King Jeongjo (1752~1800) was known for his love of tobacco. He even wrote its praises: “As warmth dissolved cold phlegm that blocked the chest and smoke soothed lungs and intestines, I could get a good night’s sleep. Tobacco is perhaps better than tea or liquor as it is useful and good for health.” King Jeongjo even ordered that smoking be promoted, saying, “I would like to share tobacco with my subjects and spread the benefits of it across the country, as a way to thank heaven for its love for humans.” This was based on the belief that tobacco was good for health. “Exemplar of Eastern Medicine” by the Joseon court physician Heo Jun supported this view. The book stated that since tobacco is spicy and warm, it reduces fascial pain and chills and also helps get rid of vermin. It went on that tobacco is a good remedy for indigestion from eating cold food.

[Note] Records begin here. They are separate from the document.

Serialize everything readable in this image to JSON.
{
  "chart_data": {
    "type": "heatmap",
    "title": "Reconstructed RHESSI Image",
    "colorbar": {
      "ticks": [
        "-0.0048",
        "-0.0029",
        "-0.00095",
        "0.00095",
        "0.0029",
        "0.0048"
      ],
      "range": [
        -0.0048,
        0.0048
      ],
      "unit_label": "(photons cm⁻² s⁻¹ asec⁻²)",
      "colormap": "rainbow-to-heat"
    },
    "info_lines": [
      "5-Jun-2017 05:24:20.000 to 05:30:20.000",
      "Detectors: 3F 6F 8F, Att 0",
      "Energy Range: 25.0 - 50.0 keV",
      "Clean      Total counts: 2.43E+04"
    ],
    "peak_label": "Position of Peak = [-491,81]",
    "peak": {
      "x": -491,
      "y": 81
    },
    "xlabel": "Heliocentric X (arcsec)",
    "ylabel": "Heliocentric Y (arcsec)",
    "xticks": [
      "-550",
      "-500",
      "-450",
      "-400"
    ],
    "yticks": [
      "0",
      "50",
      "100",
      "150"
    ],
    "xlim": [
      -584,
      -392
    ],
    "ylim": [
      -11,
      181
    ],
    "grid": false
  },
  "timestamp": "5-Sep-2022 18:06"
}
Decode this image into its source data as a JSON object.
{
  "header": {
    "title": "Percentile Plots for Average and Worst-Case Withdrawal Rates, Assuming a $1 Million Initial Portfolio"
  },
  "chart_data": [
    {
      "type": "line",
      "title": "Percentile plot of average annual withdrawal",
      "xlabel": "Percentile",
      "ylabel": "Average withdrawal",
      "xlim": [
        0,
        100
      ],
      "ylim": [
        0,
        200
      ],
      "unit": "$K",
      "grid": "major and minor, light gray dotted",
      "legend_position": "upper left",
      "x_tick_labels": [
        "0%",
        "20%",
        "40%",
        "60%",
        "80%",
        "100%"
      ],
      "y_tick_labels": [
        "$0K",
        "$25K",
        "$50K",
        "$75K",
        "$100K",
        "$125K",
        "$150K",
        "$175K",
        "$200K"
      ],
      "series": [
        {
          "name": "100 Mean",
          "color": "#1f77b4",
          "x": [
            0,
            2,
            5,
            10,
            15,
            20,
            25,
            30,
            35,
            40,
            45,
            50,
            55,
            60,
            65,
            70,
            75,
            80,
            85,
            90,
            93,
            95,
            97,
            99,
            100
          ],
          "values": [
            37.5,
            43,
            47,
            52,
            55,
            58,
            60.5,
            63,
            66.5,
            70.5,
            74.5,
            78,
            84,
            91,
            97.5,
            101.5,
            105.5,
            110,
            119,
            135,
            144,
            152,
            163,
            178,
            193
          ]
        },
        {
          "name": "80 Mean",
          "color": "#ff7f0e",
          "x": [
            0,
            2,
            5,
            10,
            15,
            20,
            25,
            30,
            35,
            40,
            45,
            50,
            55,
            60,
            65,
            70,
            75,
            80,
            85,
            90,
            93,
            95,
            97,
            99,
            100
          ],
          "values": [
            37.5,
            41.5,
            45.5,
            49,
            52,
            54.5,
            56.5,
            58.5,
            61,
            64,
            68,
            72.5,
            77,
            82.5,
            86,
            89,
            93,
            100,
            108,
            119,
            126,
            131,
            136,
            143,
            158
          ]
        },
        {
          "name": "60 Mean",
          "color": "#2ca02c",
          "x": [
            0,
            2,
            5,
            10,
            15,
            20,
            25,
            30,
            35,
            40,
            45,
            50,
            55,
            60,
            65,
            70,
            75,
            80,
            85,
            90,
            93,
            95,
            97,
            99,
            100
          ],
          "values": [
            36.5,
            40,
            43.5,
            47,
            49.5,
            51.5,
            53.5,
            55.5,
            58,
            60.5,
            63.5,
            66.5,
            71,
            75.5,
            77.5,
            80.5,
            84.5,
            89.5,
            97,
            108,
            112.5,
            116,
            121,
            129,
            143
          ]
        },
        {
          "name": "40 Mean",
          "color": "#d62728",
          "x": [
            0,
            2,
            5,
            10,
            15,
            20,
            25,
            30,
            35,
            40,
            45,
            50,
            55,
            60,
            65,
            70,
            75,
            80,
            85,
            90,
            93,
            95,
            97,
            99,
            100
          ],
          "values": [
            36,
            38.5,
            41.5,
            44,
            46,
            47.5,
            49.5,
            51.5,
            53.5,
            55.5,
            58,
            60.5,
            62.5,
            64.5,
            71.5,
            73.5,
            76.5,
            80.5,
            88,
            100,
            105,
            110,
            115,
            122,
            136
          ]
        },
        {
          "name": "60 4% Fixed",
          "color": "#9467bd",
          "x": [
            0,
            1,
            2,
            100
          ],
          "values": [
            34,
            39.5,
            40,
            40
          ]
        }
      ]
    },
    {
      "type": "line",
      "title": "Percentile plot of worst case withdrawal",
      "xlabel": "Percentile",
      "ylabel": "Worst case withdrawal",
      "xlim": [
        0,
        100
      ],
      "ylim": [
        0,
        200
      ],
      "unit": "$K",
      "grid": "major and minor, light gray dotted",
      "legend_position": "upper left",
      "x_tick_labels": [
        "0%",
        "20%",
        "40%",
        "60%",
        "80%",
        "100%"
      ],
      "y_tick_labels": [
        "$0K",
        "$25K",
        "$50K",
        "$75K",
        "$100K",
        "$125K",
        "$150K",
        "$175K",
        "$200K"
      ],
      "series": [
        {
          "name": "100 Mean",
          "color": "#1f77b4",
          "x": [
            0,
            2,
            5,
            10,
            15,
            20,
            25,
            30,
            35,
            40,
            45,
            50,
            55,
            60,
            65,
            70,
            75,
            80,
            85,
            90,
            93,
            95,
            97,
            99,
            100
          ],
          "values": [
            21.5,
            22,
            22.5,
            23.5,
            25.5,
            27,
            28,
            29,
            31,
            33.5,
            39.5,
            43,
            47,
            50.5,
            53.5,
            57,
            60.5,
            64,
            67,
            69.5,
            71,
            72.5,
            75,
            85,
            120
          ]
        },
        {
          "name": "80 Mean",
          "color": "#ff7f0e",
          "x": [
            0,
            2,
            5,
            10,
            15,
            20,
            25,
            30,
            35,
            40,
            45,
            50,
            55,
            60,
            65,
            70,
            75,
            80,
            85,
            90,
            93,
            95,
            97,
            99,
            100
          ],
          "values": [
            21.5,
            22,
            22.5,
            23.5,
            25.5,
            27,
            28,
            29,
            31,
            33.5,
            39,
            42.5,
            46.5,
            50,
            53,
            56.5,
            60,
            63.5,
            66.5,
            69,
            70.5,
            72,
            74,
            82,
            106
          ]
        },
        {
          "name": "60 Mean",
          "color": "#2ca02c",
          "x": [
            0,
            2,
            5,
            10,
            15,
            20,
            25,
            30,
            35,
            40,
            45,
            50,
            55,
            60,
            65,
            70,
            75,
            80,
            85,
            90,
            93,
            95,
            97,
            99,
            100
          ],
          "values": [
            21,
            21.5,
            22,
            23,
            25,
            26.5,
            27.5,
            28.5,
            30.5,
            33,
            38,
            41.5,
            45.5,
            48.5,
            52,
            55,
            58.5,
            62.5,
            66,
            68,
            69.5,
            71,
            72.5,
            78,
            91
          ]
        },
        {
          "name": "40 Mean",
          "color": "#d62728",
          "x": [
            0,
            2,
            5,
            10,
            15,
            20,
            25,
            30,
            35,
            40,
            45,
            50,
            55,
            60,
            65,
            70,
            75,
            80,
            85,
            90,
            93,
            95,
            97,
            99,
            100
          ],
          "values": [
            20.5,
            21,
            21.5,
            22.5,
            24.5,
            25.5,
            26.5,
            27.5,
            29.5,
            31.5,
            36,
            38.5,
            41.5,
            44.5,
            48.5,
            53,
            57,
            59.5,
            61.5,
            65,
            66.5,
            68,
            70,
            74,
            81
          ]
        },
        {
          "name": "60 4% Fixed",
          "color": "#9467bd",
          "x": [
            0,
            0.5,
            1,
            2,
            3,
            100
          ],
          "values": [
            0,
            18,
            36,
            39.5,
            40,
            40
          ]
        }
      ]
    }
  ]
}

However, Lee Ik, a Confucian scholar (1681-1763), found out the true nature of tobacco. In “The Collected Works of Seongho,” he listed 10 harmful effects of tobacco. The book stated tobacco disturbs the spirit internally. Externally it impairs hearing and sight, turns a smoker’s hair gray, pales the complexion on the face, makes smokers lose teeth, lose weight and grow older and weaker. Moreover, a smoker is cloaked with a bad odor and wastes money. Other things could be added to the list today. Cigarette butts damage the environment and cause fires. The city of Seoul announced Monday a campaign to control littering of cigarette butts on the street, starting late this month. Fines range from 25,000 won ($25) to 50,000 won. Most buildings are already non-smoking areas; smokers outside need to properly dispose of butts after they light up. It’s good that some smokers will quit rather than be pushed into a corner like this — unless we go back to the Joseon Dynasty.

The writer is an editorial writer of the JoongAng Ilbo.